Forgiveness is something virtually all Americans aspire to -- 94% surveyed in a nationwide Gallup poll said it was important to forgive -- but it is not something we frequently offer. (In the same survey, only 48% said they usually tried to forgive others.) Perhaps this is because forgiveness is something we don't fully understand. Perhaps, as Friedrich Nietzsche did, we associate forgiveness with weakness. Or perhaps we view forgiveness as an almost saintly quality that imbues only the very special and most certainly cannot be learned. In fact, the opposite is true. Those who have studied it can tell you without qualification that forgiveness is a sign of strength. Here are 10 steps to help you forgive.
1. Understand that forgiving does not mean giving permission for the behavior to be repeated. It does not mean saying that what was done was acceptable. Forgiveness is needed for behaviors that were not acceptable and that you should not allow to be repeated.
2. Recognize who is being hurt by your non-forgiveness. Does the other person burn with your anger, feel the knot in your stomach, experience the cycling and recycling of your thoughts as you re-experience the events in your mind? Do they stay awake as you rehearse in your mind what you would like to say or do to 'punish' them? No, the pain is all yours
3. Do not require to know 'why' as a prerequisite to forgiveness. Knowing why the behavior happened is unlikely to lessen the pain, because the pain came at a time when you did not know why. Occasionally there are times when knowing why makes forgiveness unncessary, but they are rare. Don't count on it and don't count on even the perpetrator knowing why.
4. Make a list of what you need to forgive. What was actually done that caused your pain? Not what you felt, what was done.
5. Acknowledge your part. Were you honest about your hurt or did you hide the fact that the behavior hurt you? Did you seek peace by reassuring the perpetrator that it was all right? Did you stay when you could or should have left? If so, then you, too, have some responsibility. (Here you start to move away from being a victim.)
6. Make a list of what you gained from the relationship, whatever form of relationship it was. Looking back you may be focusing on the negatives, the hurts. Yet if they were repeated, you must have stayed to allow the repetition. You did not remove yourself. Why? There must have been some positives if you chose to stay around. What were they?
7. Write a letter to the person (no need to mail it). Acknowledge what you gained from the relationship, and express forgiveness for the hurts. Allow yourself to express all your feelings fully. Do not focus only on the hurts.

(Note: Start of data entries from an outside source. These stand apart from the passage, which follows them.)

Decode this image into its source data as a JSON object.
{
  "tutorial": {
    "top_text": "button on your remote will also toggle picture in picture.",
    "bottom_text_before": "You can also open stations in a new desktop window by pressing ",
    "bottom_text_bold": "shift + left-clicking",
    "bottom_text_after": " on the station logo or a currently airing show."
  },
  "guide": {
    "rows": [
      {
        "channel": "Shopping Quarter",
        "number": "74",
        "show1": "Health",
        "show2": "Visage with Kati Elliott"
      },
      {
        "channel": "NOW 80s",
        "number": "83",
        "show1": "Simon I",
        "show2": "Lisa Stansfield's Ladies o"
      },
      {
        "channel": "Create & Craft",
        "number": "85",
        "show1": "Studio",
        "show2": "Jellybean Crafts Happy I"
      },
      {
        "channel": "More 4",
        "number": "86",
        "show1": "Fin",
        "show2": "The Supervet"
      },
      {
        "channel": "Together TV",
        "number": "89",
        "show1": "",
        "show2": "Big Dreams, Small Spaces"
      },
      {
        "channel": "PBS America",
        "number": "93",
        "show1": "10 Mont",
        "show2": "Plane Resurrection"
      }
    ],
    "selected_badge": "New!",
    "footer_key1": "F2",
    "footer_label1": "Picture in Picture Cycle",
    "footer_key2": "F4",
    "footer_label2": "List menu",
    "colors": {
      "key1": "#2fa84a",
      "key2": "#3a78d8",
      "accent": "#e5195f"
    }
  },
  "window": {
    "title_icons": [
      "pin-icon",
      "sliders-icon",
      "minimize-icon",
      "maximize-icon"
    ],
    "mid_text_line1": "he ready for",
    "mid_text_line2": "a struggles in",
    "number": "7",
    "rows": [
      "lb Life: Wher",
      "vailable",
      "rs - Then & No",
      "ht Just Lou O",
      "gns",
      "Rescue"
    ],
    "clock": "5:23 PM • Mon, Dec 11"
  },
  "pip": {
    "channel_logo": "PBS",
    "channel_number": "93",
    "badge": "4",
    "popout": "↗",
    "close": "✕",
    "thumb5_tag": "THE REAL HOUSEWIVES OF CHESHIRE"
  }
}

8. Create a ceremony in which you get rid of your lists and the letter. You may choose to visualize placing them on a raft and watching it drift gently away down a river. You may prefer to burn them and scatter the ashes. You may invent some other form of ritualized separation.
9. Visualize the person you are forgiving being blessed by your forgiveness and, as a result, being freed from continuing the behavior that hurt you. Forgive yourself.
10. Now that you have freed yourself from the pain and anger, feel yourself growing lighter and more joyous. Now you are free to move on with your life without that burden of bitterness. You may decide to heal the relationship or move on without it, but either way you are free to move forward from a healthy state.